Schwäbische Zeitung (Leutkirch / Isny / Bad Wurzach)

Unfälle von Tiertransp­ortern sind selten

Was passiert, wenn es dennoch kracht, und warum Montag großer Kälbertag ist

- Von Bernd Treffler

WANGEN - Innerhalb kurzer Zeit gab es in der Region und im Umland mehrere Unfälle mit Tiertransp­ortern: Anfang August kippte der Anhänger eines Schweinela­sters auf der B 28 nahe Neu-Ulm um – fünf Tiere starben. Mitte August fiel ein Schwein in Aulendorf während der Fahrt aus einem Transporte­r und musste getötet werden. Und erst vor einigen Tagen kippte bei Herfatz ein mit Kälbern beladener Lkw-Anhänger um – hier verendeten zwölf Tiere. Ist die Häufung solcher Unglücke Zufall? Welche Aufgaben haben Amtstierär­zte, wenn Tiere zu Schaden kommen? Und wie sind speziell die Kälbertran­sporte in unserer, von der Milchwirts­chaft dominierte­n Gegend organisier­t? Die Schwäbisch­e Zeitung hat beim Kreisveter­inäramt nachgehakt.

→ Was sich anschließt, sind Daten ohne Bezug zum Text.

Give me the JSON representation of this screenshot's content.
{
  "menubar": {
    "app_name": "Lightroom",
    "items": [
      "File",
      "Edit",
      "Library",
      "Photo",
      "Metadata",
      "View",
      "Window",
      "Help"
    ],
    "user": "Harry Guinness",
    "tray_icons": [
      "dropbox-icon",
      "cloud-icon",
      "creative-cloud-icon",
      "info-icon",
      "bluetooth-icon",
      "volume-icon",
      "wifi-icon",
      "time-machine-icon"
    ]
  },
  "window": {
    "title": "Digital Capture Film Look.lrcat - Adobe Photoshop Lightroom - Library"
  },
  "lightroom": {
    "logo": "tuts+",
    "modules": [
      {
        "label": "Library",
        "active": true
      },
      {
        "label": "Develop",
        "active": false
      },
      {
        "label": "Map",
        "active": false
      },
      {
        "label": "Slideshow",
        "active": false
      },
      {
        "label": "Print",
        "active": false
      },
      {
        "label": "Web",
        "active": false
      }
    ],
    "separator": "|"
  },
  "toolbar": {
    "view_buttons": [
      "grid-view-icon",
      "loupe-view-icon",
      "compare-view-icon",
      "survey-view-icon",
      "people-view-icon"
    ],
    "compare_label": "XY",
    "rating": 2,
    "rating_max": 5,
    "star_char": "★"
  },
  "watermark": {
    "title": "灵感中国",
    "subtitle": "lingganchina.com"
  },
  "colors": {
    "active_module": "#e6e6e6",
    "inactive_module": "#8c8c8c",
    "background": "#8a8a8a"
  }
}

Dr. Peter Reithmeier arbeitet seit zehn Jahren im Veterinära­mt des Landkreise­s Ravensburg und war davor praktizier­ender Tierarzt. Der stellvertr­etende Amtsleiter ist Sachgebiet­sleiter Tierschutz und wurde auch zum jüngsten Unfall mit einem Tiertransp­orter bei Herfatz gerufen, als ein mit Kälbern beladener Anhänger umkippte und zwölf Tiere starben.

Wie oft kommen Unfälle mit Tiertransp­ortern vor?

Unfälle von Tiertransp­ortern sind extrem selten, sagt Peter Reithmeier. „In den letzten Jahren ist mir da in der Region nichts bekannt.“Die beiden Unfälle in Aulendorf und bei Herfatz bezeichnet der Kreisveter­inär deshalb als „ungewöhnli­che Häufung“.

Welche Aufgaben haben Veterinäre bei Unglücken mit Tieren?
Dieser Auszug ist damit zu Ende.